Figure 4: Comparison different matching methods. a) The evaluation index of Hits@1 b) The evaluation index of Hits@10

(4) To show the effect of entity alignment more intuitively, this part visually shows the node distribution consistency before and after entity alignment. We reduce the 300-dimensional vector to two-dimensional space through t-sne. Fig. 5 show the visualization of 4000 pairs of nodes randomly selected from two KG on DBP15KJA-EN.


Figure 5: Visualization of spatial distribution of entity alignment nodes in DBP15KJA-EN dataset. a) Initial state b) After 200 rounds of training c) After 400 rounds of training

These result show that our pre-trained vectors, sampling and matching modules are particularly important, when the neighborhood sizes of equivalent entities greatly differ and especially there may be few common neighbors in their neighborhoods.

4  Conclusion

This paper proposes a multi-neighborhood sampling matching entity alignment method, which aims to solve the problem of different neighborhood sizes and topological structures in heterogeneous networks. We build a multi-neighborhood network representation learning method to achieve effective aggregation of entity neighborhood information and use a new sampling-based method to select the most informative neighbor for each entity, using the method of cosine cross-graph neighborhood matching to achieve rapid alignment of different network entities. We conducted extensive experiments on real-world data sets and compared MSM with four embedded-based entity alignment methods. Experimental results show that MSM obtains the best and more robust performance, and consistently outperforms competing methods in data sets and evaluation metrics. For future work, we plan to incorporate the multi-neighbor information of entities in other modes into our model structure. At the same time, since some alterative sampling techniques based on ranks information may lead more efficient procedure [19,20], this will be our follow-up work.

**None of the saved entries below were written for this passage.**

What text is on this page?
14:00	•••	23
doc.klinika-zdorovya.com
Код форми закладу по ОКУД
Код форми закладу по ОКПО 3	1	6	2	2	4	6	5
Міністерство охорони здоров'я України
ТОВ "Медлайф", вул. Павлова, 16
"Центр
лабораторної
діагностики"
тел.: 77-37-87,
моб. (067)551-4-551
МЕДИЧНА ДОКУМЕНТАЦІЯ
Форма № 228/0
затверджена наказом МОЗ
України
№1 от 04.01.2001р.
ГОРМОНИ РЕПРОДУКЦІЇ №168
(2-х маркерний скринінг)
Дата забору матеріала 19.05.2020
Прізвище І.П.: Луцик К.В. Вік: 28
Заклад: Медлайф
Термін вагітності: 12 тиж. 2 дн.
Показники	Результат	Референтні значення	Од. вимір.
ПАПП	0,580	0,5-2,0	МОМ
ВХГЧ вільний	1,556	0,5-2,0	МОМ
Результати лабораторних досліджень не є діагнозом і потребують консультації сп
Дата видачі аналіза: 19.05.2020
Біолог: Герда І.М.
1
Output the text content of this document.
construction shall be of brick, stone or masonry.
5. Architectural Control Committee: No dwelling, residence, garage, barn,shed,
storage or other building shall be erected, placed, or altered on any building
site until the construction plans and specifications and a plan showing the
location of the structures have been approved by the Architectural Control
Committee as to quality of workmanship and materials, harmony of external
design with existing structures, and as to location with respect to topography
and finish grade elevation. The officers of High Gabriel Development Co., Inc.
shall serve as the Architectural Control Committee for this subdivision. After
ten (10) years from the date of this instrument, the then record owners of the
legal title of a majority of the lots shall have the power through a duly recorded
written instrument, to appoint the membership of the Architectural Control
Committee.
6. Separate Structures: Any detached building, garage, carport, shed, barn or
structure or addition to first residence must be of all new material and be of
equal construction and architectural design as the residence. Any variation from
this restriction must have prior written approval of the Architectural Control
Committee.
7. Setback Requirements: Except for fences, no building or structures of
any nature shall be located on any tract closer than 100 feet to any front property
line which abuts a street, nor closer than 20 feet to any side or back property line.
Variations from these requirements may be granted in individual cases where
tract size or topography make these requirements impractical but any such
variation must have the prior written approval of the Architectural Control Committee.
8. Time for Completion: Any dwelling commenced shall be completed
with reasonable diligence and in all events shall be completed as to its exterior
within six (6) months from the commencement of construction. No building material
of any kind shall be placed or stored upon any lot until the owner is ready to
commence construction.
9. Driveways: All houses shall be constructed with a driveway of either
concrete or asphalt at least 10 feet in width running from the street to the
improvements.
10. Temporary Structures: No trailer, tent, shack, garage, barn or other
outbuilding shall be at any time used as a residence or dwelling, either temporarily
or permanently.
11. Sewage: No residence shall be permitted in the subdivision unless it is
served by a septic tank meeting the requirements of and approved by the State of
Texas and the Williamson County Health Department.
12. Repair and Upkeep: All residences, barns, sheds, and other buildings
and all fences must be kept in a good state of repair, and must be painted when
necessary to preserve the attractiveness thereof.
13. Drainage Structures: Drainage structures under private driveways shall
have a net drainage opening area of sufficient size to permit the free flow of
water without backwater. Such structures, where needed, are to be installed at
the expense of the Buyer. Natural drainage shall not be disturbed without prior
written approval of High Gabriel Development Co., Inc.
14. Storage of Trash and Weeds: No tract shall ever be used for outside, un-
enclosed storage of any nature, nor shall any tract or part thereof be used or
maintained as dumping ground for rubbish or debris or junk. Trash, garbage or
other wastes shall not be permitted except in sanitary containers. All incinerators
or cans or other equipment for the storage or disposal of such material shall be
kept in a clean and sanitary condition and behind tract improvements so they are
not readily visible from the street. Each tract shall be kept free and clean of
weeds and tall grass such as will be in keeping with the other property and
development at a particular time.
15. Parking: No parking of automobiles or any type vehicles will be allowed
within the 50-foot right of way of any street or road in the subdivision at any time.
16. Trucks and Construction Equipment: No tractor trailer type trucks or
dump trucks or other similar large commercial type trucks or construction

Acknowledgement: The authors are grateful to the anonymous referees for having carefully read earlier versions of the manuscript. Their valuable suggestions substantially improved the quality of exposition, shape, and content of the article.

Funding Statement: This work is supported by State Grid Shandong Electric Power Company Science and Technology Project Funding under Grant Nos. 520613200001, 520613180002, 62061318C002, Weihai Scientific Research and Innovation Fund (2020) and the Grant 19YG02, Sanming University.

Conflicts of Interest: The authors declare that they have no conflicts of interest to report regarding the present study.